The day started with just the four of us in a conference room at Ingres headquarters and Marcin kicked it off with a quick overview of their Stanford presentation. Peter & Marcin experimented by comparing a variety of row store DBMS’s running the first query from the TPC H benchmark to a hand-written C program equivalent to the same query. The hand-written program was far faster than the fastest DBMS and led to the X100 research project (thus named because of their “modest” goal of beating current database performance by a factor of 100).

X100 Performance Graph

Their research quickly concluded that the complexity of row stores was not limited solely to their representation on disk. The processing of row store data once in memory of a database server is still highly complex. The complexity of the code defies cache attempts to take advantage of locality and in-order instruction execution. In fact, some column stores suffer the same processing problems by converting the column store format to rows once the data is in server memory. Addressing the columns in question, then performing the operations cell by cell consumes many machine cycles.

They had already addressed some of the problem issues with MonetDB, but it still was bound by issues of query complexity and scalability. X100 introduced the idea of processing “vectors” of column data at a single time and streaming them from operator to operator. Rather than computing expressions on the column of one row at a time, or comparing column values from single rows at a time, the X100 execution engine processes operators on vectors of column values with a single invocation of expression handling routines. The routines take the vectors as parameters and consist of simple loops to process all the values in the supplied vectors. This type of code compiles very well in modern computer architectures, taking advantage of the pipelining of loops, benefitting from locality of reference and, in some cases, introducing SIMD instructions (single instruction, multiple data) which can operate on all values of the input vector at the same time.
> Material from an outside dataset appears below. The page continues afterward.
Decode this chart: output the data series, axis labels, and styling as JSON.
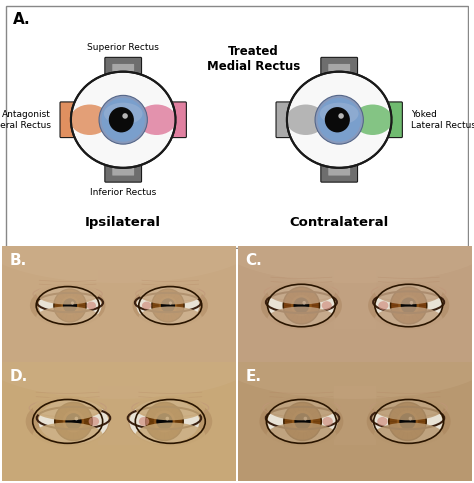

The result was the concurrent reduction of the instructions per tuple and cycles per instruction, leading to a massive improvement in performance. I had remembered the old scientific computers of the 1970s (CDC, Cray, etc.), which also had the ability to execute certain instructions on vectors of data simultaneously. Back in the day however, those techniques were reserved for highly specialized scientific processing – weather forecasting and so forth. Even the modern re-introduction of such hardware features was more directed towards multi-media applications and computer games. The fact that Peter and Marcin had leveraged them to solve ancient database processing problems was brilliant!

Of course, there was more to their research than just that. A major component of X100 was the idea of using the memory hierarchy – disk to main memory to cache – as effectively as possible. Data is compressed (lightly) on disk and only decompressed when the vectors of values are set to be processed. Sizes of vectors are optimized to balance the I/O throughput with the cache capacity. But for me, the excitement (and amusement at the same time) was in seeing hardware designed for streaming movies and playing Minecraft could be used so effectively in such a fundamental business application as database management.

The subsequent uptake of the X100 technology by Ingres led quickly to record breaking (smashing was more like it) TPC H performance and some of the most enjoyable years of my professional career.

Note:  Ingres is still a popular row-oriented RDBMS supporting mission critical applications, while X100 delivers industry-leading query performance in both the Actian Vector analytic database and the Actian X hybrid database, a combination of Ingres and X100 technologies capable of handling both row-based and column-based tables.

Emma McGrattan

About Emma McGrattan

As SVP of Engineering at Actian, Emma leads research and development for the Actian Vector, Actian Vector in Hadoop, Actian X and Ingres teams. A recognized authority in DBMS and Big Data technologies, Emma is a sought-after speaker at industry conferences. Emma has recently celebrated over 25 years in Ingres and Actian Engineering. Educated in Ireland, Emma holds a Bachelors of Electrical Engineering degree from Dublin City University.